Temperature dependence of magnetic anisotropy in a cylindrical Fe65Pd35 nanowire array

Abstract

Fe65Pd35 cylindrical nanowires (NWs) were synthesized in commercial anodic alumina porous templates via potentiostatic electrodeposition. The morphology, composition, and crystalline structure were analyzed by scanning and transmission electron microscopy, energy-dispersive X-ray spectroscopy, and X-ray diffraction. The NWs obtained are (10 ± 2) μm long and (200 ± 20) nm in diameter, with a polycrystalline microstructure. Magnetic properties were investigated by measuring the Zero Field Cooling-Field Cooling magnetization curves and hysteresis loops in the temperature range 10 K to 350 K. The magnetization easy axis is determined to be along the NWs axis, indicating strong anisotropy in this direction, which cannot be accounted for by only considering shape anisotropy. The hysteresis loops were fitted using the law of approach to saturation, obtaining the effective anisotropy field HA and the effective anisotropy constant Keff value for different temperatures.

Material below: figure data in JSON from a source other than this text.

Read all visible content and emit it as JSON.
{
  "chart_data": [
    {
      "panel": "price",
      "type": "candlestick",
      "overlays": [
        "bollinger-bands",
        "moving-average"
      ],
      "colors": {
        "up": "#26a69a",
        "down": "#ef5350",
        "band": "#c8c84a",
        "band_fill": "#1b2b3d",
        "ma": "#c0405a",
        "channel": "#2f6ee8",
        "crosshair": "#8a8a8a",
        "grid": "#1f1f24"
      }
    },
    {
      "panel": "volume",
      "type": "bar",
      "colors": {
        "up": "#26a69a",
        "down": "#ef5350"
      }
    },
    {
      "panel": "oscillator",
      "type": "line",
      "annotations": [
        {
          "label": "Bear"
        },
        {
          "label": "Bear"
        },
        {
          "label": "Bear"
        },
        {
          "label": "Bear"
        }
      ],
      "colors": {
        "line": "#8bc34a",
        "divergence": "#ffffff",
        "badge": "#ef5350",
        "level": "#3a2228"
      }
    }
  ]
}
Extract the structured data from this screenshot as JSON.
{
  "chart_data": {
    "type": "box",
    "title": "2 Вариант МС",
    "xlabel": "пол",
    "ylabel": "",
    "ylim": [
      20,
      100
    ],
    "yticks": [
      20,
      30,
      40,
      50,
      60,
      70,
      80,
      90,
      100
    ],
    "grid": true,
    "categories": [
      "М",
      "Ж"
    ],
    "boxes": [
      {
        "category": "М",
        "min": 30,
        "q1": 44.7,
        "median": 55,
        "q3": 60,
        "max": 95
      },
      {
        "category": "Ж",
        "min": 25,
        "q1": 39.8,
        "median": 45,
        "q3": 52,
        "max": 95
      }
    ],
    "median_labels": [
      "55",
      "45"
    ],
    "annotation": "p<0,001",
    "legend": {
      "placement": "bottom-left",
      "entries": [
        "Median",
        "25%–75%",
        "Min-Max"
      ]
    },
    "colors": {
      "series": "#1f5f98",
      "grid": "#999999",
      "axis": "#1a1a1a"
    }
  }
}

The blocking temperature TB dependence on the magnetic field H was also analyzed, indicating that a blocked magnetic contribution is present, arising from the smaller grains in the NWs. The observed enhancement in the effective magnetic anisotropy of the array throughout the studied temperature range is explained by considering magnetic interactions among these nanograins.